September 18, 2004

Why is it they hate HTTP?

PixelCort has to say this Why I hate HTTP:
Even if a million people check using all of these bandwidth savers, that’s still a million TCP connections being opened and closed. That’s just not going to scale well as we get larger and larger audiences.

This sounds like a simple interview question at Amazon - "so, how would you make it work anyway?". Okay folks, let's break some assumptions: Not every client has to connect to the One True Server. There is this concept of an 'intermediary'. You can use this to place a thousand caching servers that retrieve the data, then clients retrieve from those servers instead. One level of indirection gives you n*2 more scalability. Two levels give you how much? Anyone? Anyone?

And this:
HTTP servers can only speak when spoken to. They can’t just connect to the client, the client has to initiate the connection. Even with keep-alive, they still have to wait until an HTTP method is incurred. By not being able to have that two-way communication, how can we truly maintain HTTP as our protocol of choice?

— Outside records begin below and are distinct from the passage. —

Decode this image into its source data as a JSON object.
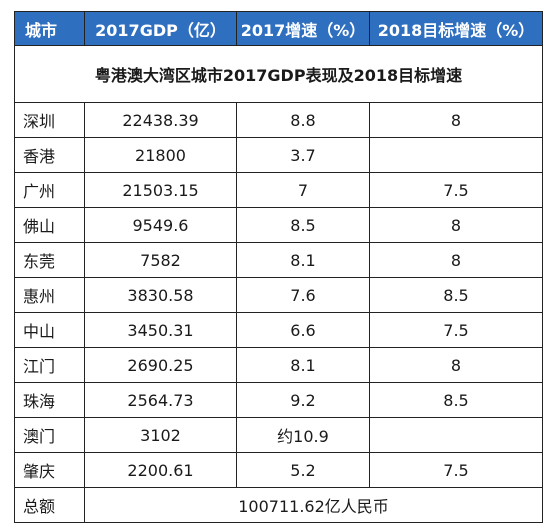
{
  "title": "粤港澳大湾区城市2017GDP表现及2018目标增速",
  "headers": {
    "city": "城市",
    "gdp": "2017GDP（亿）",
    "growth_2017": "2017增速（%）",
    "target_2018": "2018目标增速（%）"
  },
  "rows": [
    {
      "city": "深圳",
      "gdp": "22438.39",
      "growth_2017": "8.8",
      "target_2018": "8"
    },
    {
      "city": "香港",
      "gdp": "21800",
      "growth_2017": "3.7",
      "target_2018": ""
    },
    {
      "city": "广州",
      "gdp": "21503.15",
      "growth_2017": "7",
      "target_2018": "7.5"
    },
    {
      "city": "佛山",
      "gdp": "9549.6",
      "growth_2017": "8.5",
      "target_2018": "8"
    },
    {
      "city": "东莞",
      "gdp": "7582",
      "growth_2017": "8.1",
      "target_2018": "8"
    },
    {
      "city": "惠州",
      "gdp": "3830.58",
      "growth_2017": "7.6",
      "target_2018": "8.5"
    },
    {
      "city": "中山",
      "gdp": "3450.31",
      "growth_2017": "6.6",
      "target_2018": "7.5"
    },
    {
      "city": "江门",
      "gdp": "2690.25",
      "growth_2017": "8.1",
      "target_2018": "8"
    },
    {
      "city": "珠海",
      "gdp": "2564.73",
      "growth_2017": "9.2",
      "target_2018": "8.5"
    },
    {
      "city": "澳门",
      "gdp": "3102",
      "growth_2017": "约10.9",
      "target_2018": ""
    },
    {
      "city": "肇庆",
      "gdp": "2200.61",
      "growth_2017": "5.2",
      "target_2018": "7.5"
    }
  ],
  "total": {
    "label": "总额",
    "value": "100711.62亿人民币"
  },
  "colors": {
    "header_bg": "#2f6fbf",
    "header_text": "#ffffff",
    "border": "#222222"
  }
}
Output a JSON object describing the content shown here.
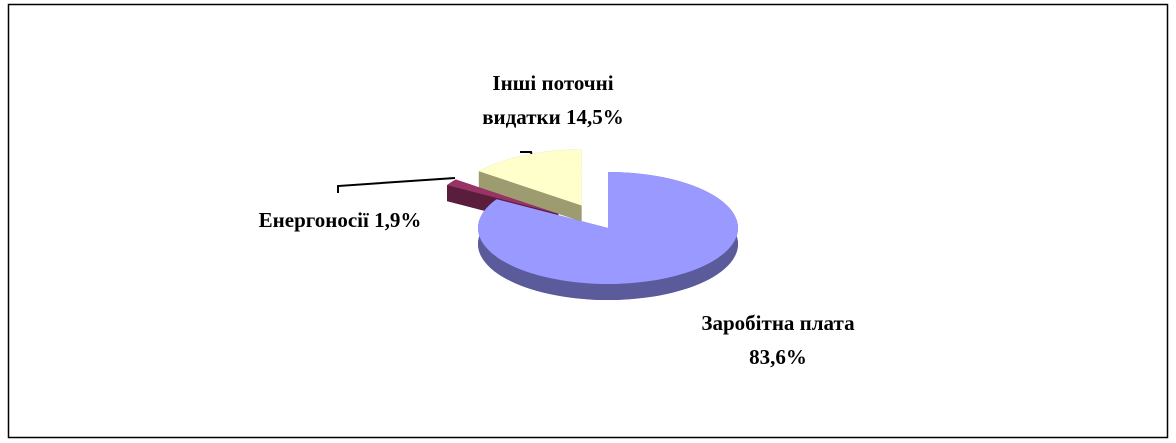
{
  "chart_data": {
    "type": "pie",
    "three_d": true,
    "categories": [
      "Заробітна плата",
      "Енергоносії",
      "Інші поточні видатки"
    ],
    "values": [
      83.6,
      1.9,
      14.5
    ],
    "value_labels": [
      "83,6%",
      "1,9%",
      "14,5%"
    ],
    "colors": [
      "#9999ff",
      "#993366",
      "#ffffcc"
    ],
    "side_colors": [
      "#5b5b9c",
      "#5a1e3c",
      "#9c9c70"
    ],
    "exploded": [
      false,
      true,
      true
    ]
  }
}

Well, duh. Of course. And this is a unique problem because... what? The solution is simple and applies to any protocol - put a server on the desktop & send it a message. And for your next complaint in this sequence, here's a question for you - how is your pet protocol going to post messages to a desktop without the client opening a socket (like an http server) or initiating a connection (like an http client) of some kind?

See http://www.mod-pubsub.org/ for an example of a client that initiates a connection and then consumes a stream of event notifications on that connection. There are clients in multiple languages (Java, Perl, Python, C++) and even two servers (Perl, Python). The neat thing is, it's just HTTP, so all the documents & design has been done. You just have to follow in someone else's footsteps.